To understand an error function let’s imagine that we are standing on top of a mountain. Our goal is to desend from the mountain in the most optimal way possible. We start by looking around all the possible directions in which we can walk. Then we pick a direction that makes us descend the most. So we take a step in that direction. In this manner we can decrease the height.
Once we take the step, we start the process again and again always decreasing the height until we go all the way down the mountain, minimizing the height.
In this case, the key metric we use to solve the problem is the height. The height here is our Error. Error is what tells us how badly we are doing at the moment and how far we are from the ideal solution. This method, which I will discuss in more detail later, is called Gradient Descent.
The need for a continuous error function
Consider our problem, where we are trying to split the data. What would be a good way to tell the computer how badly it’s doing? Let’s first look at a naive approach were we just count the number of mistakes. So, in our example below, there are 2 mistakes, i.e, 2 errors, that’s our height.
Just as we did to descend from the mountain, we look around all the directions in which we can move the line inorder to decrease the error. Let’s say we first move the line and decrease the error to
1, and then we again move the line to decrease the error to
0. But things aren’t that simple. In our algorithms, we will be taking very small steps and the reason for that is calculus, because our tiny steps will be calcuated by derivatives. So, you must be wondering, so why can’t we take very small steps here? This is equivalent to doing gradient descent from an Aztec pyramid with flat steps.

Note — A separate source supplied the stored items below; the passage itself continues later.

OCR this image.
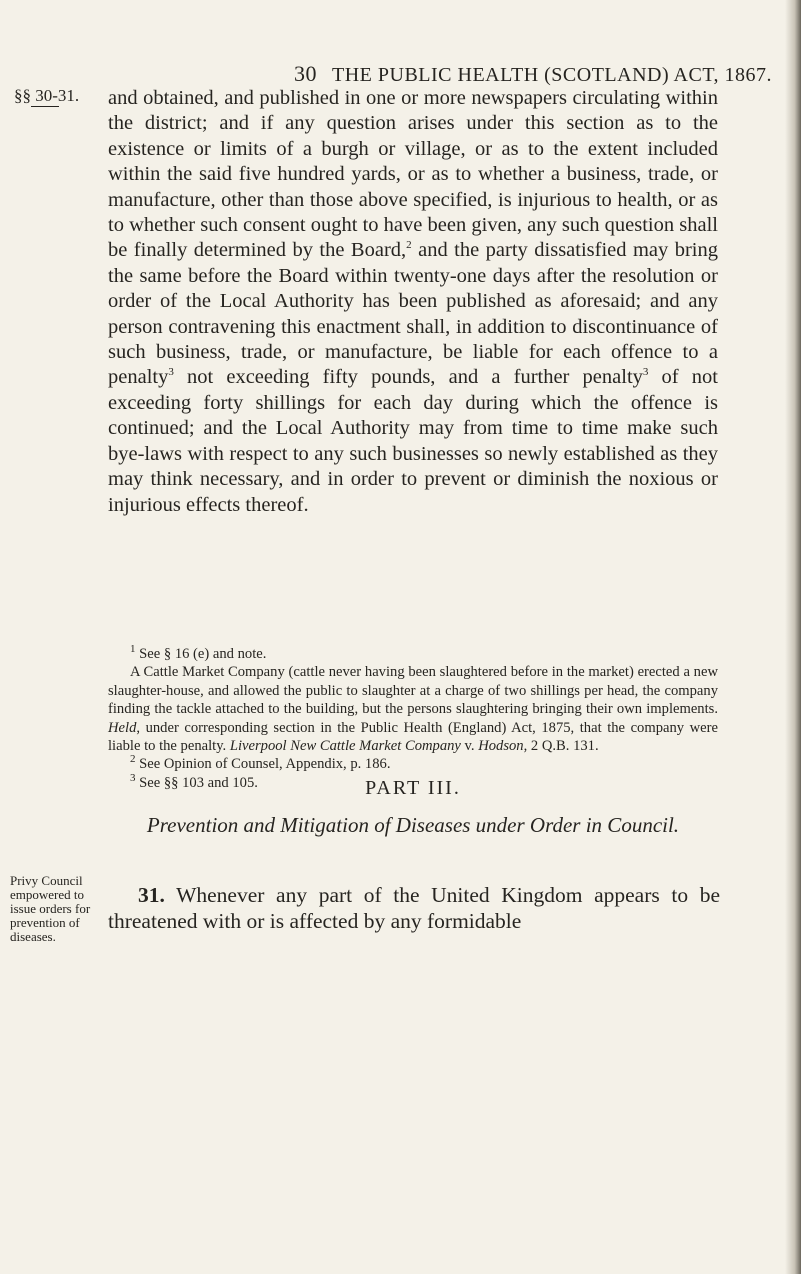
30 THE PUBLIC HEALTH (SCOTLAND) ACT, 1867.
§§ 30-31. and obtained, and published in one or more newspapers circulating within the district; and if any question arises under this section as to the existence or limits of a burgh or village, or as to the extent included within the said five hundred yards, or as to whether a business, trade, or manufacture, other than those above specified, is injurious to health, or as to whether such consent ought to have been given, any such question shall be finally determined by the Board,$^2$ and the party dissatisfied may bring the same before the Board within twenty-one days after the resolution or order of the Local Authority has been published as aforesaid; and any person contravening this enactment shall, in addition to discontinuance of such business, trade, or manufacture, be liable for each offence to a penalty$^3$ not exceeding fifty pounds, and a further penalty$^3$ of not exceeding forty shillings for each day during which the offence is continued; and the Local Authority may from time to time make such bye-laws with respect to any such businesses so newly established as they may think necessary, and in order to prevent or diminish the noxious or injurious effects thereof.

$^1$ See § 16 (e) and note.

A Cattle Market Company (cattle never having been slaughtered before in the market) erected a new slaughter-house, and allowed the public to slaughter at a charge of two shillings per head, the company finding the tackle attached to the building, but the persons slaughtering bringing their own implements. Held, under corresponding section in the Public Health (England) Act, 1875, that the company were liable to the penalty. Liverpool New Cattle Market Company v. Hodson, 2 Q.B. 131.

$^2$ See Opinion of Counsel, Appendix, p. 186.

$^3$ See §§ 103 and 105.	PART III.
Prevention and Mitigation of Diseases under Order in Council.
Privy Council empowered to issue orders for prevention of diseases.

31. Whenever any part of the United Kingdom appears to be threatened with or is affected by any formidable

In order to do gradient descent our error function must be continuous.
So, our goal is to construct an error function that is continuous so that we can use gradient descent to minimize the error.
Building a continous error function
So, here are six points with four of them correctly classified and two of them incorrectly. The way we are going to construct this error function is that we are going to assign a large penalty to the two incorrectly classified points and small penalties for correctly classified points. The sum of which will be our error.
The penalty is roughly the distance from the boundary when the point is miss-classified and almost zero when the point is correctly classfied.
Now we can decrease the error in small amounts because we can make tiny changes to the line and see if it has reduced the error.
So, we need to build an error function that has this property.
Discrete vs Continuous Predictions
So far, we have seen that in order for us to use Gradient descent our Error function must be continuous. But, there is also one other requirement. Our predictions should also move from discrete to continuous.
Prediction is basically the answer we get from the algorithm.
A discrete prediction will be either 0 or 1, whereas a continuous prediction will be a probability b/w 0 and 1.
Consider the admissions use case. For discreate predictions, it is 1 for accepted and 0 for rejected. Whereas, in continuous predictions, we have the probability of getting accepted. As you can see the probability is a function of the distance from the line.
Moving from Discrete to Continuous predictions
The way we move from discrete to continuous predictions is to simply change our activation function, from the
Step function on the left to the
Sigmoid function on the right.
Sigmoid Functionis simply a function which for large positive numbers will give us values very close to 1, and for large negative numbers will give us values very close to zero. And for numbers that are close to 0, it’ll give you values close to 0.5.
So, in a discrete prediction our model only consisted of a single line that divided into two positive and negative regions. But, with continuous predictions our model consists of an entire probability space. In other words, for each point in the plane, we are given the probability that the label of the point is a blue point.
For example, consider the point on the plane, for this point, the probability of this point being a blue is
0.4 and the probability of this point being a red is
The way we obtain this probability space is simple. We just combine the linear function
WX + b with the
Sigmoid function. So, on the left we have points that represent the lines where
WX + b = -1/0/1 etc. And once we apply the Sigmoid function to each of these values in the plane, we then obtain numbers from
0 to 1 for each point. These numbers are just the probabilites of the point being blue.
The probability of the point being blue is a prediction of the model y-hat.
Perceptron with Sigmoid function
Shown here on the left is the activation function that is a step function. And on the right we have our new perceptron, where the activation function is the sigmoid function.
What this new perceptron does is that it takes the inputs, multiples them by the weights of the edges and adds the results, then applies the sigmoid function. So instead of return 1 or 0 like earlier, it returns values between 0 and 1 such as
Before it used to say that the student got accepted/rejected. Now it says the probability of the student getting accepted is this much.